Study level functions, such as std_editset
also can only select components based on being inbrain
or RV
. So, I am unsure how we can exclude based on ICLABEL for component-level analysis across a study.
One quick fix that I am going to do for now on my HBN pipeline is to update STUDY.datasetinfo.comps
to the updated range from pop_subcomp
. Then, things will hopefully work, although we will lose the actual number of the ICA sources.
Oh, yes, you can easily only consider ICLabel components.
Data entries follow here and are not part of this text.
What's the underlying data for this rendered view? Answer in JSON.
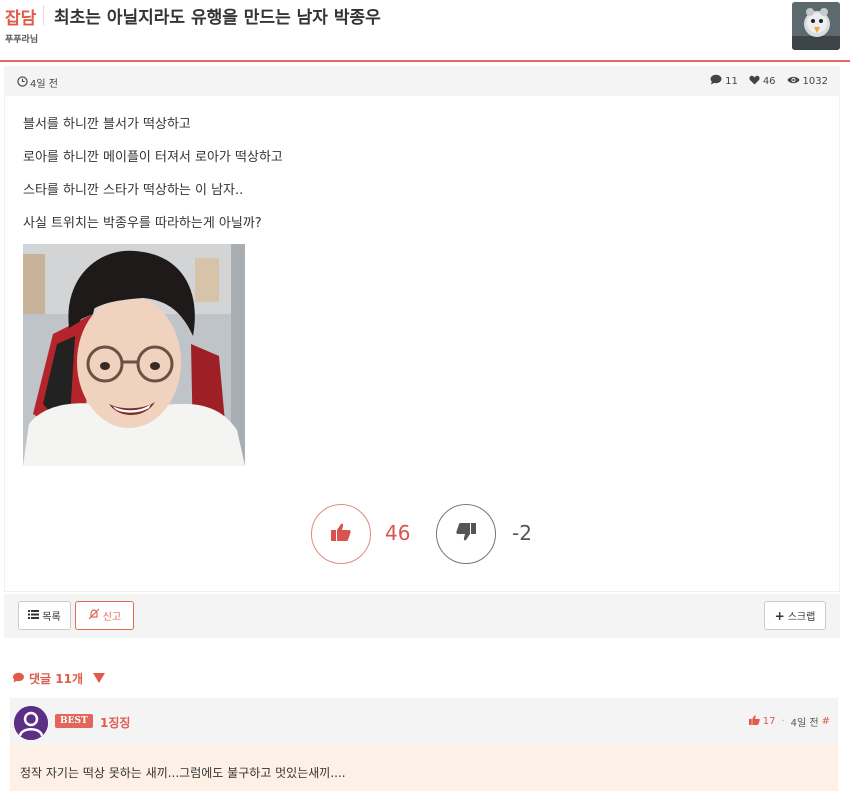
{
  "post": {
    "category": "잡담",
    "title": "최초는 아닐지라도 유행을 만드는 남자 박종우",
    "author": "푸푸라님",
    "time": "4일 전",
    "stats": {
      "comments": "11",
      "likes": "46",
      "views": "1032"
    },
    "lines": [
      "블서를 하니깐 블서가 떡상하고",
      "로아를 하니깐 메이플이 터져서 로아가 떡상하고",
      "스타를 하니깐 스타가 떡상하는 이 남자..",
      "사실 트위치는 박종우를 따라하는게 아닐까?"
    ]
  },
  "vote": {
    "up": "46",
    "down": "-2"
  },
  "actions": {
    "list": "목록",
    "report": "신고",
    "scrap": "스크랩"
  },
  "comments": {
    "header": "댓글 11개",
    "best": {
      "badge": "BEST",
      "author": "1징징",
      "likes": "17",
      "time": "4일 전",
      "hash": "#",
      "text": "정작 자기는 떡상 못하는 새끼...그럼에도 불구하고 멋있는새끼...."
    }
  },
  "colors": {
    "accent": "#e05b4b",
    "meta_bg": "#f4f4f4",
    "comment_bg": "#fdf0e6"
  },
  "icons": [
    "clock-icon",
    "comment-icon",
    "heart-icon",
    "eye-icon",
    "thumbs-up-icon",
    "thumbs-down-icon",
    "list-icon",
    "report-icon",
    "plus-icon",
    "dropdown-arrow-icon",
    "user-avatar-icon"
  ]
}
EEG = pop_icflag(EEG, [0 0;0 0; 0.9 1; 0 0; 0 0; 0 0; 0 0]);
EEG = pop_selectcomps(EEG, EEG.reject.gcompreject == 0); % or == 1
The components not considered are removed. To keep the components, maybe
ALLEEG = pop_icflag(ALLEEG, [0 0;0 0; 0.9 1; 0 0; 0 0; 0 0; 0 0]);
STUDY = pop_precomp(STUDY, ALLEEG, find(EEG.reject.gcompreject == 0), 'scalp', 'on');
I think this solution, while they might be working, is not ideal for an analysis that is based on importing a BIDS dataset into a STUDY.
The component list is available under STUDY.datasetinfo.comps
. That list can be modified with RV
and inbrain
using std_editset
. The advantage of having this list is that, later on, for clustering, we can use the same list. So, it might be best to modify that list with ICflags to make sure that only those components are being retained.
I should add that I am currently using ICLABEL to retain data, not to reject (which might be the intended use). For large datasets, I think having a deciding factor like ICLABEL is crucial for a relatively fast and reliable turnaround of analyses.
ok, I ended up with a simple for loop to update the component subfiled under datasetinfo:
EEG_subjs = unique(string({EEG(:).subject}));
nobrain_subjs = [];
for s = EEG_subjs
idx = find(string({EEG(:).subject})==s);
for i = idx
STUDY.datasetinfo(i).comps = find(EEG(i).reject.gcompreject == 0)';
end
end
Now, precomp seems to work as expected.
OK, there is no more changes then. I have closed the pull request? Feel free to reopen.
Update the iterator for the ICA inverse weight matrix. This will close #779.